5 - Prezado capitão Pimentel, em respeito à sua coragem de trazer à tona a discussão e romper com o VÍCIO do "manda quem pode e obedece quem tem juizo", ou do "quando um burro fala o outro abaixa as orelhas", das instituições brasileiras, gostaria de contradizer-lhe. Não é uma guerra particular. É uma guerra de todos. Particular é a guerra em que um império capitalista se lança às cegas contra terroristas que lhe explodiram um símbolo, que lhe expuseram a fraqueza. A guerra contra a miséria e a injustiça, prezado capitão Pimentel, não pode ser particular. E nela devemos discernir quais armas usamos. E contra quem. O cinema é uma arma forte e, às vezes, devastadora ( Hollywood que o diga!).
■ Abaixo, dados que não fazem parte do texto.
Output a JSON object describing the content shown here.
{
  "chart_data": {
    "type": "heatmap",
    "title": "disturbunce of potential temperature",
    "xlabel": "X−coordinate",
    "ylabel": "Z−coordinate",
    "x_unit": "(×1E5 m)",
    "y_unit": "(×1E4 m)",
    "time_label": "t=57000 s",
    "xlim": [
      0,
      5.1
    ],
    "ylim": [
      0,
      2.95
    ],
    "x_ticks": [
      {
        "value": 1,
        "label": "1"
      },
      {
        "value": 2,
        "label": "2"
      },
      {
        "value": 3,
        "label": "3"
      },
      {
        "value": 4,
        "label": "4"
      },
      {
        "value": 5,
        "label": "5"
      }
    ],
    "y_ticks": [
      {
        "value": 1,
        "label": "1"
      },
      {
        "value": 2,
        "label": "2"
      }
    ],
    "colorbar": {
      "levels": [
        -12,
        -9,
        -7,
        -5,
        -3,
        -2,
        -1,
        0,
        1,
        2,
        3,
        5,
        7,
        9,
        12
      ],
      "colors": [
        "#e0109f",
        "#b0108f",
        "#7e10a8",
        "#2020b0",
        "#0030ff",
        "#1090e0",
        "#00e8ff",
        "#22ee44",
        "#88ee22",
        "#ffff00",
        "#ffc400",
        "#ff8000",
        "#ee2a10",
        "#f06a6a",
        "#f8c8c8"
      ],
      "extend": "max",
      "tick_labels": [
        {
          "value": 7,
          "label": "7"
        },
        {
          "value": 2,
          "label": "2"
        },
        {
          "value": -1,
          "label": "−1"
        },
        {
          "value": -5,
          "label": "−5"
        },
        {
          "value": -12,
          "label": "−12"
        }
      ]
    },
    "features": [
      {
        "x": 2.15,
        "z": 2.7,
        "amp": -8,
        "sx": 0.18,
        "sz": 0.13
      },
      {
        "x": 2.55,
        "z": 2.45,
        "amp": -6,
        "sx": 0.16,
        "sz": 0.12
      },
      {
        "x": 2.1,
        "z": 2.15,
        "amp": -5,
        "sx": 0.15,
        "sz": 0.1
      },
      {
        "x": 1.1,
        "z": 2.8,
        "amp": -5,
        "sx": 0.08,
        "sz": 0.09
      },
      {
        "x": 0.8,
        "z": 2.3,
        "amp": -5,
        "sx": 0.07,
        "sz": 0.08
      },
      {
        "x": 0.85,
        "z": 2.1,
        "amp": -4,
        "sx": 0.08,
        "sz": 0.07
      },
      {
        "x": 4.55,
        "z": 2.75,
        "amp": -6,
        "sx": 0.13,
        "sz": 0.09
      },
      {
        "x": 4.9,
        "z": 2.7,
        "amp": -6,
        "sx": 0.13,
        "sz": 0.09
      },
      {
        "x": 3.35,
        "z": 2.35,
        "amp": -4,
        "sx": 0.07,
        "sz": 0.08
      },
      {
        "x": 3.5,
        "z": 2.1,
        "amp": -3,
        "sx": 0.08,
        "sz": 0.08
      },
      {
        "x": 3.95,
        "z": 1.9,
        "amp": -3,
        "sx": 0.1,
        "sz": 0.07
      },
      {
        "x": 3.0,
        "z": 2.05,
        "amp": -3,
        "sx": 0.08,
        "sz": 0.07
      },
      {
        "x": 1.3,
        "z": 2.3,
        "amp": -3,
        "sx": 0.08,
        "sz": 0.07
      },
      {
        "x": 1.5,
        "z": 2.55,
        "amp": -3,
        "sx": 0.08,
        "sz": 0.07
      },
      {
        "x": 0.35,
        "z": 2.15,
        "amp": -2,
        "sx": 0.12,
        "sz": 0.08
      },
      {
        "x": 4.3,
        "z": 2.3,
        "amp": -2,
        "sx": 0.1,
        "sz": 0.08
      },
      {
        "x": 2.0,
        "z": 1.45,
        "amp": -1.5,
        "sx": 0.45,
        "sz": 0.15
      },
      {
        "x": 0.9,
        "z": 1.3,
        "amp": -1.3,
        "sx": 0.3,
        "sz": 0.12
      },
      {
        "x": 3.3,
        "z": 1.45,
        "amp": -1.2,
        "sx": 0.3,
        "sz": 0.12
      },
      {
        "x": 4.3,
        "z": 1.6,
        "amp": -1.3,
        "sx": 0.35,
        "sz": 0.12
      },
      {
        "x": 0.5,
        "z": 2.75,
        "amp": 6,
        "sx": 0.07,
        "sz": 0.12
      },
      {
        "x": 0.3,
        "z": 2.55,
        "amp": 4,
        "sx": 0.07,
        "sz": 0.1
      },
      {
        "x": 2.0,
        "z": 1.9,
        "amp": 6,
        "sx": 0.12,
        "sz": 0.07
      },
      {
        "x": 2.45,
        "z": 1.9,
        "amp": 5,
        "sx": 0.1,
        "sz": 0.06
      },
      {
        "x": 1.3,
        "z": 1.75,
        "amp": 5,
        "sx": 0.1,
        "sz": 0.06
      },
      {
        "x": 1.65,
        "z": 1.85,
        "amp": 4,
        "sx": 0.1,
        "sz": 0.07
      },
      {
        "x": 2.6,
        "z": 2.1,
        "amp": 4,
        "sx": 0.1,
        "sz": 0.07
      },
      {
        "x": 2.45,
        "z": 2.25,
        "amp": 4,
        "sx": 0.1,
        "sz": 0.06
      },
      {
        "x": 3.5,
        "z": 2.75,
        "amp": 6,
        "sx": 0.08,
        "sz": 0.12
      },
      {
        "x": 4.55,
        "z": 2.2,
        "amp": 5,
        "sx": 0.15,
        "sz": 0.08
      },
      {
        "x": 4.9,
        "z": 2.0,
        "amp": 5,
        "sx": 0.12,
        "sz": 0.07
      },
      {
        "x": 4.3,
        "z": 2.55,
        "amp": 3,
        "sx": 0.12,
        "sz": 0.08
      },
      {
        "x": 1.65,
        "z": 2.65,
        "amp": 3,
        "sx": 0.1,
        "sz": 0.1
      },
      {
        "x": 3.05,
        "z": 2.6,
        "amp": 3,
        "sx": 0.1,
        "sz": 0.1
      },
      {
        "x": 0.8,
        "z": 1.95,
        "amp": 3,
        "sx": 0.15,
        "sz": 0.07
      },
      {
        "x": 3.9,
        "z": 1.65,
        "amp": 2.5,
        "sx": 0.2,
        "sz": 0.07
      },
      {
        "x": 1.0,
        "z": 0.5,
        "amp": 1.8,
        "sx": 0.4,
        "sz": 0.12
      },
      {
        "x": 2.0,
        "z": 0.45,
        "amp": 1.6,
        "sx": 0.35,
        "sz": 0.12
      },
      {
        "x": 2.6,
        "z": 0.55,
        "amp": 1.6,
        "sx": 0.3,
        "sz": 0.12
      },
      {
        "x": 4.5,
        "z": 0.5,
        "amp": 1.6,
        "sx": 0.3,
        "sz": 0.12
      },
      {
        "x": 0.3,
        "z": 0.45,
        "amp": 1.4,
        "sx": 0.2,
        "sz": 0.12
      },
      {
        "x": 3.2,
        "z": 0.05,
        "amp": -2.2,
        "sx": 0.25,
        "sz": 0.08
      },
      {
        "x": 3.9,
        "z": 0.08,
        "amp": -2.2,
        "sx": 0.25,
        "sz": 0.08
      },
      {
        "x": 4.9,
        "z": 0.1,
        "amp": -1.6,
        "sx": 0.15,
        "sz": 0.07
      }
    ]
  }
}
6 - Se bem acerto nas lições de teoria da literatura, herói se define pela identidade entre um personagem e o conjunto de valores e ideais de uma sociedade. Mas se o herói de Luciano Huck não é o mesmo herói de Ferréz, isso é sintoma de que a sociedade está partida, talvez estilhaçada. É evidente que os roteiristas, o diretor, ou o ator Wagner Moura, não construíram um herói. As críticas ao filme estão sendo apressadas, ou comprometidas, ou confundem ficção e documentário. O melhor que se pode fazer contra elas é divulgar o Ônibus 174. Desejar que esse filme seja visto pela mesma quantidade de pessoas que já viu Tropa de elite.

7 - Se o público se identificou tanto com o filme -- e isso precipitou que os camelôs vendessem por aí Tropa de Elite II e III (ao que me consta o segundo foi o título dado pelos piratas a Notícias de uma guerra particular e o terceiro, um documentário amador, que acompanha a rotina de policiais em suas investidas contra os traficários da favela -- se o público está se identificando tanto com tais filmes, eu dizia, se hoje as mães se reconhecem no medo da polícia e do bandido, é porque talvez não seja mais possível cantar uma canção, que, perto do começo dessa história toda, nos anos 80, ilustrava as notas de 50, primeiramente raras, depois surradas e hoje esquecidas.
Tropa de elite, Ônibus 174, Carandiru, Notícias de uma guerra particular, Cidade de Deus (entre outros filmes, livros e discos) são canções inimigas. Necessárias, mas inimigas: podem fazer acordar os homens, mas não deixam adormecer as crianças.